Je suis très heureux de ce qui est en train de se passer. Peut-être que tout cela se calmera ensuite, mais pour le moment, tout se passe très bien.

Il y a une phrase qui semble accompagner votre parcours : «Si nous n’osons rien, nous ne serons jamais rien». Est-ce cette idée qui vous a poussé à écrire ?

Oui, exactement. Si nous n’osons rien, nous ne serons jamais rien. Cette idée m’a toujours accompagné.

Pourquoi avoir attendu si longtemps pour raconter cette histoire ?

La vie ne laisse pas toujours le temps d’écrire. Ce livre porte quarante années de vie en lui. Pendant longtemps, ce n’étaient que des souvenirs conservés dans un coin de ma mémoire. Aujourd’hui, ils ont enfin pris forme.

«D’Amarante à Valparaíso» est-il une autobiographie, un roman, un témoignage ou une confession intime ?

C’est un peu tout cela à la fois. Il y a clairement une base autobiographique et de nombreux épisodes de ma vie adulte. Mais je voulais aller plus loin qu’une simple autobiographie. Je voulais construire un roman de vie. Dans le livre, il y a des faits réels, mais aussi des rêves, des projections et des réflexions intérieures.

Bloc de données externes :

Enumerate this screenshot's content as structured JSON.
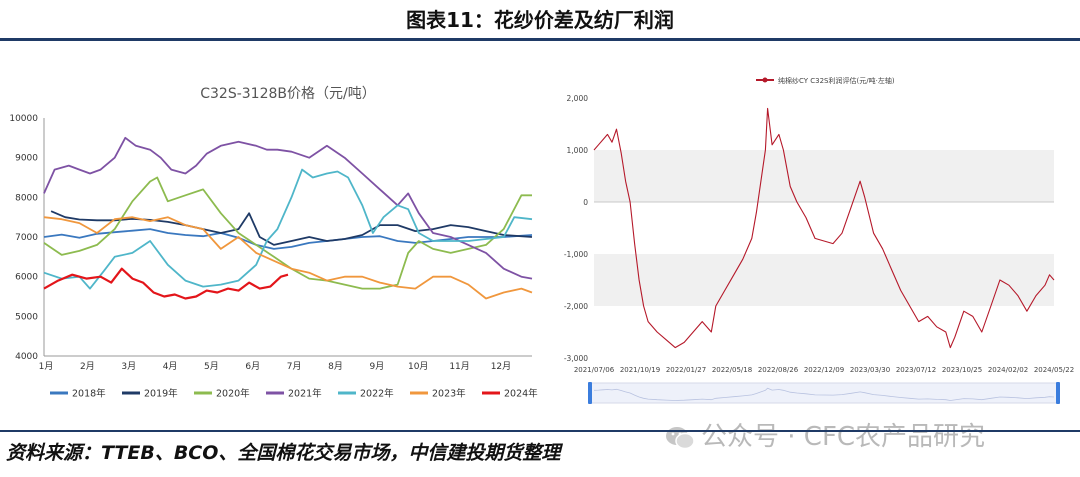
{
  "header": {
    "title": "图表11：花纱价差及纺厂利润"
  },
  "footer": {
    "source": "资料来源：TTEB、BCO、全国棉花交易市场，中信建投期货整理",
    "watermark": "公众号 · CFC农产品研究"
  },
  "chart_data": [
    {
      "type": "line",
      "title": "C32S-3128B价格（元/吨）",
      "categories": [
        "1月",
        "2月",
        "3月",
        "4月",
        "5月",
        "6月",
        "7月",
        "8月",
        "9月",
        "10月",
        "11月",
        "12月"
      ],
      "ylim": [
        4000,
        10000
      ],
      "yticks": [
        4000,
        5000,
        6000,
        7000,
        8000,
        9000,
        10000
      ],
      "grid": false,
      "legend": "bottom",
      "series": [
        {
          "name": "2018年",
          "color": "#3a78bf",
          "values": [
            [
              0,
              7000
            ],
            [
              0.5,
              7060
            ],
            [
              1,
              6980
            ],
            [
              1.5,
              7080
            ],
            [
              2,
              7120
            ],
            [
              2.5,
              7160
            ],
            [
              3,
              7200
            ],
            [
              3.5,
              7100
            ],
            [
              4,
              7050
            ],
            [
              4.5,
              7020
            ],
            [
              5,
              7100
            ],
            [
              5.5,
              6980
            ],
            [
              6,
              6800
            ],
            [
              6.5,
              6700
            ],
            [
              7,
              6750
            ],
            [
              7.5,
              6850
            ],
            [
              8,
              6900
            ],
            [
              8.5,
              6950
            ],
            [
              9,
              7000
            ],
            [
              9.5,
              7020
            ],
            [
              10,
              6900
            ],
            [
              10.5,
              6850
            ],
            [
              11,
              6900
            ],
            [
              11.5,
              6950
            ],
            [
              12,
              7000
            ],
            [
              12.5,
              7000
            ],
            [
              13,
              7000
            ],
            [
              13.8,
              7050
            ]
          ]
        },
        {
          "name": "2019年",
          "color": "#1f3a66",
          "values": [
            [
              0.2,
              7650
            ],
            [
              0.6,
              7500
            ],
            [
              1,
              7440
            ],
            [
              1.5,
              7420
            ],
            [
              2,
              7420
            ],
            [
              2.5,
              7460
            ],
            [
              3,
              7430
            ],
            [
              3.5,
              7380
            ],
            [
              4,
              7300
            ],
            [
              4.5,
              7200
            ],
            [
              5,
              7100
            ],
            [
              5.5,
              7200
            ],
            [
              5.8,
              7600
            ],
            [
              6.1,
              7000
            ],
            [
              6.5,
              6800
            ],
            [
              7,
              6900
            ],
            [
              7.5,
              7000
            ],
            [
              8,
              6900
            ],
            [
              8.5,
              6950
            ],
            [
              9,
              7050
            ],
            [
              9.5,
              7300
            ],
            [
              10,
              7300
            ],
            [
              10.5,
              7150
            ],
            [
              11,
              7200
            ],
            [
              11.5,
              7300
            ],
            [
              12,
              7250
            ],
            [
              12.5,
              7150
            ],
            [
              13,
              7050
            ],
            [
              13.8,
              7000
            ]
          ]
        },
        {
          "name": "2020年",
          "color": "#8dbb4f",
          "values": [
            [
              0,
              6850
            ],
            [
              0.5,
              6550
            ],
            [
              1,
              6650
            ],
            [
              1.5,
              6800
            ],
            [
              2,
              7200
            ],
            [
              2.5,
              7900
            ],
            [
              3,
              8400
            ],
            [
              3.2,
              8500
            ],
            [
              3.5,
              7900
            ],
            [
              4,
              8050
            ],
            [
              4.5,
              8200
            ],
            [
              5,
              7600
            ],
            [
              5.5,
              7100
            ],
            [
              6,
              6800
            ],
            [
              6.5,
              6500
            ],
            [
              7,
              6200
            ],
            [
              7.5,
              5950
            ],
            [
              8,
              5900
            ],
            [
              8.5,
              5800
            ],
            [
              9,
              5700
            ],
            [
              9.5,
              5700
            ],
            [
              10,
              5800
            ],
            [
              10.3,
              6600
            ],
            [
              10.6,
              6900
            ],
            [
              11,
              6700
            ],
            [
              11.5,
              6600
            ],
            [
              12,
              6700
            ],
            [
              12.5,
              6800
            ],
            [
              13,
              7200
            ],
            [
              13.5,
              8050
            ],
            [
              13.8,
              8050
            ]
          ]
        },
        {
          "name": "2021年",
          "color": "#7e52a4",
          "values": [
            [
              0,
              8100
            ],
            [
              0.3,
              8700
            ],
            [
              0.7,
              8800
            ],
            [
              1,
              8700
            ],
            [
              1.3,
              8600
            ],
            [
              1.6,
              8700
            ],
            [
              2,
              9000
            ],
            [
              2.3,
              9500
            ],
            [
              2.6,
              9300
            ],
            [
              3,
              9200
            ],
            [
              3.3,
              9000
            ],
            [
              3.6,
              8700
            ],
            [
              4,
              8600
            ],
            [
              4.3,
              8800
            ],
            [
              4.6,
              9100
            ],
            [
              5,
              9300
            ],
            [
              5.5,
              9400
            ],
            [
              6,
              9300
            ],
            [
              6.3,
              9200
            ],
            [
              6.6,
              9200
            ],
            [
              7,
              9150
            ],
            [
              7.5,
              9000
            ],
            [
              8,
              9300
            ],
            [
              8.5,
              9000
            ],
            [
              9,
              8600
            ],
            [
              9.5,
              8200
            ],
            [
              10,
              7800
            ],
            [
              10.3,
              8100
            ],
            [
              10.6,
              7600
            ],
            [
              11,
              7100
            ],
            [
              11.5,
              7000
            ],
            [
              12,
              6800
            ],
            [
              12.5,
              6600
            ],
            [
              13,
              6200
            ],
            [
              13.5,
              6000
            ],
            [
              13.8,
              5950
            ]
          ]
        },
        {
          "name": "2022年",
          "color": "#4fb6c9",
          "values": [
            [
              0,
              6100
            ],
            [
              0.5,
              5950
            ],
            [
              1,
              6000
            ],
            [
              1.3,
              5700
            ],
            [
              1.7,
              6150
            ],
            [
              2,
              6500
            ],
            [
              2.5,
              6600
            ],
            [
              3,
              6900
            ],
            [
              3.5,
              6300
            ],
            [
              4,
              5900
            ],
            [
              4.5,
              5750
            ],
            [
              5,
              5800
            ],
            [
              5.5,
              5900
            ],
            [
              6,
              6300
            ],
            [
              6.3,
              6900
            ],
            [
              6.6,
              7200
            ],
            [
              7,
              8000
            ],
            [
              7.3,
              8700
            ],
            [
              7.6,
              8500
            ],
            [
              8,
              8600
            ],
            [
              8.3,
              8650
            ],
            [
              8.6,
              8500
            ],
            [
              9,
              7800
            ],
            [
              9.3,
              7100
            ],
            [
              9.6,
              7500
            ],
            [
              10,
              7800
            ],
            [
              10.3,
              7700
            ],
            [
              10.6,
              7100
            ],
            [
              11,
              6900
            ],
            [
              11.5,
              6900
            ],
            [
              12,
              6900
            ],
            [
              12.5,
              6950
            ],
            [
              13,
              7000
            ],
            [
              13.3,
              7500
            ],
            [
              13.8,
              7450
            ]
          ]
        },
        {
          "name": "2023年",
          "color": "#f0973d",
          "values": [
            [
              0,
              7500
            ],
            [
              0.5,
              7450
            ],
            [
              1,
              7350
            ],
            [
              1.5,
              7100
            ],
            [
              2,
              7450
            ],
            [
              2.5,
              7500
            ],
            [
              3,
              7400
            ],
            [
              3.5,
              7500
            ],
            [
              4,
              7300
            ],
            [
              4.5,
              7200
            ],
            [
              5,
              6700
            ],
            [
              5.5,
              7000
            ],
            [
              6,
              6600
            ],
            [
              6.5,
              6400
            ],
            [
              7,
              6200
            ],
            [
              7.5,
              6100
            ],
            [
              8,
              5900
            ],
            [
              8.5,
              6000
            ],
            [
              9,
              6000
            ],
            [
              9.5,
              5850
            ],
            [
              10,
              5750
            ],
            [
              10.5,
              5700
            ],
            [
              11,
              6000
            ],
            [
              11.5,
              6000
            ],
            [
              12,
              5800
            ],
            [
              12.5,
              5450
            ],
            [
              13,
              5600
            ],
            [
              13.5,
              5700
            ],
            [
              13.8,
              5600
            ]
          ]
        },
        {
          "name": "2024年",
          "color": "#e3151a",
          "values": [
            [
              0,
              5700
            ],
            [
              0.4,
              5900
            ],
            [
              0.8,
              6050
            ],
            [
              1.2,
              5950
            ],
            [
              1.6,
              6000
            ],
            [
              1.9,
              5850
            ],
            [
              2.2,
              6200
            ],
            [
              2.5,
              5950
            ],
            [
              2.8,
              5850
            ],
            [
              3.1,
              5600
            ],
            [
              3.4,
              5500
            ],
            [
              3.7,
              5550
            ],
            [
              4,
              5450
            ],
            [
              4.3,
              5500
            ],
            [
              4.6,
              5650
            ],
            [
              4.9,
              5600
            ],
            [
              5.2,
              5700
            ],
            [
              5.5,
              5650
            ],
            [
              5.8,
              5850
            ],
            [
              6.1,
              5700
            ],
            [
              6.4,
              5750
            ],
            [
              6.7,
              6000
            ],
            [
              6.9,
              6050
            ]
          ]
        }
      ]
    },
    {
      "type": "line",
      "title": "纯棉纱CY C32S利润评估(元/吨·左轴)",
      "legend": "top",
      "color": "#b5192a",
      "ylim": [
        -3000,
        2000
      ],
      "yticks": [
        2000,
        1000,
        0,
        -1000,
        -2000,
        -3000
      ],
      "ytick_labels": [
        "2,000",
        "1,000",
        "0",
        "-1,000",
        "-2,000",
        "-3,000"
      ],
      "xticks": [
        "2021/07/06",
        "2021/10/19",
        "2022/01/27",
        "2022/05/18",
        "2022/08/26",
        "2022/12/09",
        "2023/03/30",
        "2023/07/12",
        "2023/10/25",
        "2024/02/02",
        "2024/05/22"
      ],
      "grid": "banded",
      "values": [
        [
          0,
          1000
        ],
        [
          0.1,
          1100
        ],
        [
          0.2,
          1200
        ],
        [
          0.3,
          1300
        ],
        [
          0.4,
          1150
        ],
        [
          0.5,
          1400
        ],
        [
          0.6,
          950
        ],
        [
          0.7,
          400
        ],
        [
          0.8,
          0
        ],
        [
          0.9,
          -800
        ],
        [
          1.0,
          -1500
        ],
        [
          1.1,
          -2000
        ],
        [
          1.2,
          -2300
        ],
        [
          1.4,
          -2500
        ],
        [
          1.6,
          -2650
        ],
        [
          1.8,
          -2800
        ],
        [
          2.0,
          -2700
        ],
        [
          2.2,
          -2500
        ],
        [
          2.4,
          -2300
        ],
        [
          2.6,
          -2500
        ],
        [
          2.7,
          -2000
        ],
        [
          2.9,
          -1700
        ],
        [
          3.1,
          -1400
        ],
        [
          3.3,
          -1100
        ],
        [
          3.5,
          -700
        ],
        [
          3.6,
          -200
        ],
        [
          3.7,
          400
        ],
        [
          3.8,
          1000
        ],
        [
          3.85,
          1800
        ],
        [
          3.95,
          1100
        ],
        [
          4.1,
          1300
        ],
        [
          4.2,
          1000
        ],
        [
          4.35,
          300
        ],
        [
          4.5,
          0
        ],
        [
          4.7,
          -300
        ],
        [
          4.9,
          -700
        ],
        [
          5.1,
          -750
        ],
        [
          5.3,
          -800
        ],
        [
          5.5,
          -600
        ],
        [
          5.7,
          -100
        ],
        [
          5.9,
          400
        ],
        [
          6.0,
          100
        ],
        [
          6.2,
          -600
        ],
        [
          6.4,
          -900
        ],
        [
          6.6,
          -1300
        ],
        [
          6.8,
          -1700
        ],
        [
          7.0,
          -2000
        ],
        [
          7.2,
          -2300
        ],
        [
          7.4,
          -2200
        ],
        [
          7.6,
          -2400
        ],
        [
          7.8,
          -2500
        ],
        [
          7.9,
          -2800
        ],
        [
          8.0,
          -2600
        ],
        [
          8.2,
          -2100
        ],
        [
          8.4,
          -2200
        ],
        [
          8.6,
          -2500
        ],
        [
          8.8,
          -2000
        ],
        [
          9.0,
          -1500
        ],
        [
          9.2,
          -1600
        ],
        [
          9.4,
          -1800
        ],
        [
          9.6,
          -2100
        ],
        [
          9.8,
          -1800
        ],
        [
          10.0,
          -1600
        ],
        [
          10.1,
          -1400
        ],
        [
          10.2,
          -1500
        ]
      ]
    }
  ]
}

À quel moment avez-vous compris que votre histoire pouvait intéresser d’autres personnes ?

Ce sont des proches qui ont commencé à me dire : «Tu devrais écrire un livre. Tu as beaucoup de choses à raconter». Cela m’a fait comprendre que mon expérience pouvait toucher d’autres personnes.

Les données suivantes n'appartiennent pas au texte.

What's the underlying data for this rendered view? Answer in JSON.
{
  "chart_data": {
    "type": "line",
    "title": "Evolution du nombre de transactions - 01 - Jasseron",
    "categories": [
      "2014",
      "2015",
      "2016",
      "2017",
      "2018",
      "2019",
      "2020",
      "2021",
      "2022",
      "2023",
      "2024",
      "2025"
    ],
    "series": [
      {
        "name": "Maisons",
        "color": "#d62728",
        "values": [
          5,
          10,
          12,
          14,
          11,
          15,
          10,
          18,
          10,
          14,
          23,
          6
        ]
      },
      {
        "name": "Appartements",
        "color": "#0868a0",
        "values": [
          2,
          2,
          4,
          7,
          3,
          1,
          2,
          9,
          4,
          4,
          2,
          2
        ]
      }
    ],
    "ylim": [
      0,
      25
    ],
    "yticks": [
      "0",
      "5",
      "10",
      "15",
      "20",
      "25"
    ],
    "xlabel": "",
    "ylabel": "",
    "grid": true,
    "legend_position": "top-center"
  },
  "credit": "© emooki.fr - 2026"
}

Le titre commence par Amarante. Que représente cette ville pour vous ?

Amarante représente l’enfance, les origines et une grande partie de la construction de ma personnalité. Une grande partie du livre se déroule durant cette période de ma vie, car je crois que l’enfance prépare le destin de l’homme.

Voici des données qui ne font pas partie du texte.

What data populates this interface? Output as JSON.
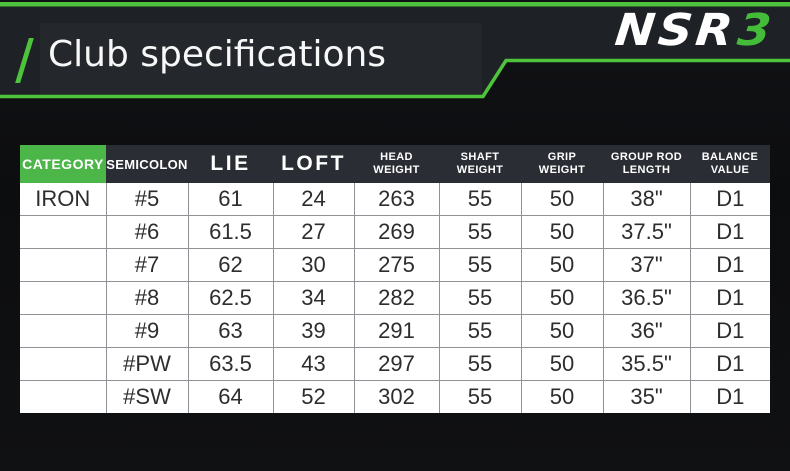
{
  "header": {
    "title": "Club specifications",
    "logo_text": "NSR",
    "logo_suffix": "3"
  },
  "colors": {
    "accent_green": "#4ec33c",
    "category_green": "#4cb649",
    "band_dark": "#1e2126",
    "table_header_dark": "#2a2d33"
  },
  "table": {
    "columns": [
      {
        "label": "CATEGORY"
      },
      {
        "label": "SEMICOLON"
      },
      {
        "label": "LIE"
      },
      {
        "label": "LOFT"
      },
      {
        "label": "HEAD\nWEIGHT"
      },
      {
        "label": "SHAFT\nWEIGHT"
      },
      {
        "label": "GRIP\nWEIGHT"
      },
      {
        "label": "GROUP ROD\nLENGTH"
      },
      {
        "label": "BALANCE\nVALUE"
      }
    ],
    "rows": [
      [
        "IRON",
        "#5",
        "61",
        "24",
        "263",
        "55",
        "50",
        "38\"",
        "D1"
      ],
      [
        "",
        "#6",
        "61.5",
        "27",
        "269",
        "55",
        "50",
        "37.5\"",
        "D1"
      ],
      [
        "",
        "#7",
        "62",
        "30",
        "275",
        "55",
        "50",
        "37\"",
        "D1"
      ],
      [
        "",
        "#8",
        "62.5",
        "34",
        "282",
        "55",
        "50",
        "36.5\"",
        "D1"
      ],
      [
        "",
        "#9",
        "63",
        "39",
        "291",
        "55",
        "50",
        "36\"",
        "D1"
      ],
      [
        "",
        "#PW",
        "63.5",
        "43",
        "297",
        "55",
        "50",
        "35.5\"",
        "D1"
      ],
      [
        "",
        "#SW",
        "64",
        "52",
        "302",
        "55",
        "50",
        "35\"",
        "D1"
      ]
    ]
  }
}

Gardez-vous beaucoup de souvenirs de ce Portugal rural ?

Oui, énormément. Certains sont très forts. Dans le livre, je raconte des épisodes marquants de mon enfance, des moments dramatiques, mais aussi des histoires tendres et amusantes. Il y a même une petite histoire d’amour enfantine racontée avec humour et avec le regard innocent d’un enfant.

L’enfance façonne-t-elle réellement l’avenir ?

Oui, sans aucun doute. Les curiosités, les peurs, les expériences et les petits événements de l’enfance finissent par former ce que nous devenons plus tard.

Votre livre semble aussi être un travail de mémoire…

Oui. Il était important de préserver des visages, des lieux et des moments qui auraient pu disparaître. Beaucoup de personnes se reconnaissent dans ces histoires et me disent que le livre les replonge dans leur enfance.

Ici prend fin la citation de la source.